To show that incorporating the phylogeny is useful, let's run Bray Curtis to see how well that can differentiate these samples.
bc_dm = beta_diversity("braycurtis", table.values, table.index)
bc_dm
As we can see here, Bray Curtis is able to highlight the differences between the V1-V10 and V15-V25 communities. However, because this metric is agnostic to underlying phylogeny, it mistakenly identifies the low RNA copy number communities to be dissimilar communities.
To obtain a high level understanding of how these sample differ, it is common to use Principal Coordinates Analysis to embed these samples into a scatter. These plots can help provide intuition about which environmental factors are driving the separation between communities. We will use this technique with the Unifrac distances. to see if Disturbance Frequency is the variable that explains this difference.
import pandas as pd
from skbio.stats.ordination import pcoa
samp_md = pd.DataFrame(disturbance_frequency, index=table.index, columns=['Disturbance_Frequency'])
pc = pcoa(wu_dm)
pc.plot(samp_md, 'Disturbance_Frequency',
axis_labels=('PC 1', 'PC 2', 'PC 3'),
title='Disturbance_Frequency', cmap='jet', s=50)

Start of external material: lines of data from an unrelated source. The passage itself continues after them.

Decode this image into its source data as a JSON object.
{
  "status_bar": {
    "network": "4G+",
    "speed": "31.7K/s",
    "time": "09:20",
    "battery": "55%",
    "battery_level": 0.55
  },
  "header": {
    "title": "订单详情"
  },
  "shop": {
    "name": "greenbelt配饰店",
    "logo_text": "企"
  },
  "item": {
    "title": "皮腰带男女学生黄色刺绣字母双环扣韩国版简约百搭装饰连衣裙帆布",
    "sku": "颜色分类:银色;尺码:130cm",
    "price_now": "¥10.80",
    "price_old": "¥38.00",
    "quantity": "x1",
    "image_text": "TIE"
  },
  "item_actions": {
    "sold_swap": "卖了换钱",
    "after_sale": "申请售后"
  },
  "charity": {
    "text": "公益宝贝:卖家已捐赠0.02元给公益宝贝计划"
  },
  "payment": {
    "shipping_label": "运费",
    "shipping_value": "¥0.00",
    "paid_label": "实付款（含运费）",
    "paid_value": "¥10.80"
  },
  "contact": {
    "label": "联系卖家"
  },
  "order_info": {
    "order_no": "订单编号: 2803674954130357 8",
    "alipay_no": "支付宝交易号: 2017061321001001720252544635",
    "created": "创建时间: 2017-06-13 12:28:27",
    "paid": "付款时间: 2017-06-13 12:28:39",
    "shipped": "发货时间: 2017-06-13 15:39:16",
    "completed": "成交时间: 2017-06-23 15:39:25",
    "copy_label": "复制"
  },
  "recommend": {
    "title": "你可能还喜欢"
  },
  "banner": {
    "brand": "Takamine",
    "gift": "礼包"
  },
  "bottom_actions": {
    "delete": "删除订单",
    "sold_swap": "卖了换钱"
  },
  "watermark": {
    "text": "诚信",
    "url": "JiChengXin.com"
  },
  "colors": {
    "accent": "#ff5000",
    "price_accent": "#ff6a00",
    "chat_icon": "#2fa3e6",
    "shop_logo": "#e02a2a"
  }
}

As expected, the disturbance frequency appears to be the primary factor explaining separation between the microbial communities.
In conclusion, Kernal Methods are very useful tools for obtaining a high level understanding about which environmental variables explain the differences between microbial communities. Methods that can incorporate phylogeny such as Unifrac are key for recovering patterns with phylogenetically relevant information. We've seen here that failing to incorporate phylogeny could lead to misleading interpretation about the underlying system.